- Born: Mordecai Shabashewitz May 15, 1876 Raseiniai, Lithuania
- Died: January 17, 1949 Cape Town, South Africa
- Occupation: entrepreneur
- Known for: Bashew's soft drinks
- Spouse: Ethel Klein

= Marx Bashew =

South African entrepreneur

Marx Bashew (born Mordecai Shabashewitz; 15 May 1876 – 17 January 1949) was a Lithuania-born South African entrepreneur and public benefactor primarily known for the soft drink brand Bashew's which he co-founded with his brother Harry in 1899.

==Biography==
Mordecai Shabashewitz was born into the Lithuanian Jewish family of Zemach and Rachel Shabashewitz in Raseiniai, then part of Kovno Governorate in the Russian Empire.
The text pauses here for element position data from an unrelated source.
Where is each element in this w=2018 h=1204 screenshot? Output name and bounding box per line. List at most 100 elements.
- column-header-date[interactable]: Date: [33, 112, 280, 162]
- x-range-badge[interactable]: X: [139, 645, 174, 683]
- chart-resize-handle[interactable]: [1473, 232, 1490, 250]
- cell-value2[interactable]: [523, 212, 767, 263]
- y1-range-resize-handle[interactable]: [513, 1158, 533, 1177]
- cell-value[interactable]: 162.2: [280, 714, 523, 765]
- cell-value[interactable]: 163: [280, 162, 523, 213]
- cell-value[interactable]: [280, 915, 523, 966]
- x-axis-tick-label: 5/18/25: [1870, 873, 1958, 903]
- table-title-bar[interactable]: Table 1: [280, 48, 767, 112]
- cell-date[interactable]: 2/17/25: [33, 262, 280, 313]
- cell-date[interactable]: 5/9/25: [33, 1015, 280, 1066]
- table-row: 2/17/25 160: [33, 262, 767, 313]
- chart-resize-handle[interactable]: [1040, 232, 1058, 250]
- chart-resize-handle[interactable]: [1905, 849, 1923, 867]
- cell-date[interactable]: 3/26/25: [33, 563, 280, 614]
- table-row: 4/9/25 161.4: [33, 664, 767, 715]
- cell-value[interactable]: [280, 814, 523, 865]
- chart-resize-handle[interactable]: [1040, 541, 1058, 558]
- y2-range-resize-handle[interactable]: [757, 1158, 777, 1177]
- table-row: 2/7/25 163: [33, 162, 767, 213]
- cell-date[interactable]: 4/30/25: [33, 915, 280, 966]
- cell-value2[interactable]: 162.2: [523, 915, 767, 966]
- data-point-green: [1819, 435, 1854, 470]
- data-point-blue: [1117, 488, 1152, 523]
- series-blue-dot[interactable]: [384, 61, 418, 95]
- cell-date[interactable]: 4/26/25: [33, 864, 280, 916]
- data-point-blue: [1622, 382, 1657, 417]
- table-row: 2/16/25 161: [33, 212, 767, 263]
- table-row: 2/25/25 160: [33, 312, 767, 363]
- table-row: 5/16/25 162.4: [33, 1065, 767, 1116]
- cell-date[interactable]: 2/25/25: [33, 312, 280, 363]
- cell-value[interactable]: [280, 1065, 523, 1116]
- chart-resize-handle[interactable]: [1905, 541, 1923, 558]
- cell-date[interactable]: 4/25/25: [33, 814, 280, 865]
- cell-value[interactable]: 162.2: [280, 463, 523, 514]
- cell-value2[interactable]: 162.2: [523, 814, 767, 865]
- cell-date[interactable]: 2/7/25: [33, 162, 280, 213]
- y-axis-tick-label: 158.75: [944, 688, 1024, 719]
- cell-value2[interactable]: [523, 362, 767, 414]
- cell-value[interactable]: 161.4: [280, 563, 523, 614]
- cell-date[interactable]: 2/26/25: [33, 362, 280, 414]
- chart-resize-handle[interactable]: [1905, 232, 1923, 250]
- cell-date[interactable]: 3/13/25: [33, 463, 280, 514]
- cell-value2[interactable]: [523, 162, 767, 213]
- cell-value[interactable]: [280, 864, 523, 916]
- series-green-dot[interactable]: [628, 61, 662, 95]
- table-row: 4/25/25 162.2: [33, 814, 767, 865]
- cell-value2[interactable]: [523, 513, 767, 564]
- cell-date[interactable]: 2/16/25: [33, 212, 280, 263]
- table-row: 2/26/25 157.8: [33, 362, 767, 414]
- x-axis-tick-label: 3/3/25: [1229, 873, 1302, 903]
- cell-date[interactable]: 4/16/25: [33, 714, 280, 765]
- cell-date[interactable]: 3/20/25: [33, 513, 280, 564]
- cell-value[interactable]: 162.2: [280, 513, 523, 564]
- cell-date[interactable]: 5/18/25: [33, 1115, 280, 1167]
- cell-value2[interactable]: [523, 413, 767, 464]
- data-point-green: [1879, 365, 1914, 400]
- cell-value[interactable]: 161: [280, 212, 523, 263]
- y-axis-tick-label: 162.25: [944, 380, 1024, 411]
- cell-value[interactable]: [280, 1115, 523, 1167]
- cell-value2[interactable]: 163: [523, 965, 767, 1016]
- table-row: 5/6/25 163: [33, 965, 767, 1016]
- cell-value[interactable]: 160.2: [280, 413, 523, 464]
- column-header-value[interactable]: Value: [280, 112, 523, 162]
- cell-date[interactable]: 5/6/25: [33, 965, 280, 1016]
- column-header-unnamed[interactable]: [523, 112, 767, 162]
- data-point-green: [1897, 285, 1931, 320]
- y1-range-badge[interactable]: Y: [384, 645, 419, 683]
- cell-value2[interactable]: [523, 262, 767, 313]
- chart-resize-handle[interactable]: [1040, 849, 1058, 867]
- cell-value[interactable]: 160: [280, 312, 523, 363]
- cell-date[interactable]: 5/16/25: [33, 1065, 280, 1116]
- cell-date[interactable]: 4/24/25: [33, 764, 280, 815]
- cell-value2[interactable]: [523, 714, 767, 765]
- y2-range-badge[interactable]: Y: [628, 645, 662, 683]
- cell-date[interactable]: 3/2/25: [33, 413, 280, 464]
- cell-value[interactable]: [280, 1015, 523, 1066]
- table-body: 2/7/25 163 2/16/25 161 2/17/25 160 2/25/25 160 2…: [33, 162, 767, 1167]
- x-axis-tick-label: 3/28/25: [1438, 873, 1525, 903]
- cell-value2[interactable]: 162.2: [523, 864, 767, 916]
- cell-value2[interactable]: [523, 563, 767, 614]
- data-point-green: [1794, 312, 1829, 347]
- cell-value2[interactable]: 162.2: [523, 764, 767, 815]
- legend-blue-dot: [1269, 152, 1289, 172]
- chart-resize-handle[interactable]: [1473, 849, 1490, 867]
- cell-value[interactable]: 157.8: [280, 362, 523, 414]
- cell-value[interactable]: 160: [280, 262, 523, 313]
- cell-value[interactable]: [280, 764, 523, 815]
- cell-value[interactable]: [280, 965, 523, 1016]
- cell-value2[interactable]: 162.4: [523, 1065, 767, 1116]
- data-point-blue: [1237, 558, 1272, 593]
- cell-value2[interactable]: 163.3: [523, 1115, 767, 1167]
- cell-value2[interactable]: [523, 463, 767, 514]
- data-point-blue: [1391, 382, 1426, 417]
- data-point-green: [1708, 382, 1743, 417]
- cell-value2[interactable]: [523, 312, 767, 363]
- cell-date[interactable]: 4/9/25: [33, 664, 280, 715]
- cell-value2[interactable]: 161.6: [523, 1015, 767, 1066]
Like many young Lithuanian Jews in the late 19th century, he immigrated to the British Cape Colony in Southern Africa, then a popular destination because of its rapidly growing economy based on trade and diamond mining. There, he changed his Yiddish-origin name to Marx Bashew to make it easier to pronounce for the local population.

In 1903, Bashew married Ethel Klein at a Cape Town synagogue. As is known from the sponsor lists published in the newspaper Ha-Melitz, both Marx Bashew and his wife supported Zionist immigration to the Land of Israel by donations.

Marx Bashew died in 1949 and is buried in Pinelands 1 Jewish cemetery in Cape Town.

==Bashew's==
In 1899, when the Second Boer War brought thousands of British soldiers to Cape Town, Marx and his brother Harry launched a small soft drink manufacturing plant to meet the increased demand from the servicemen, many of whom had no prior exposure to the hot and dry climate of the Western Cape. This company born during the war was named Bashew Bros. Pty. Ltd. and co-headed by Marx and Harry Bashew until Harry's death in 1947. After 124 years, soft drinks under the brand Bashew's are still manufactured in South Africa and have been called a part of the nation's cultural heritage.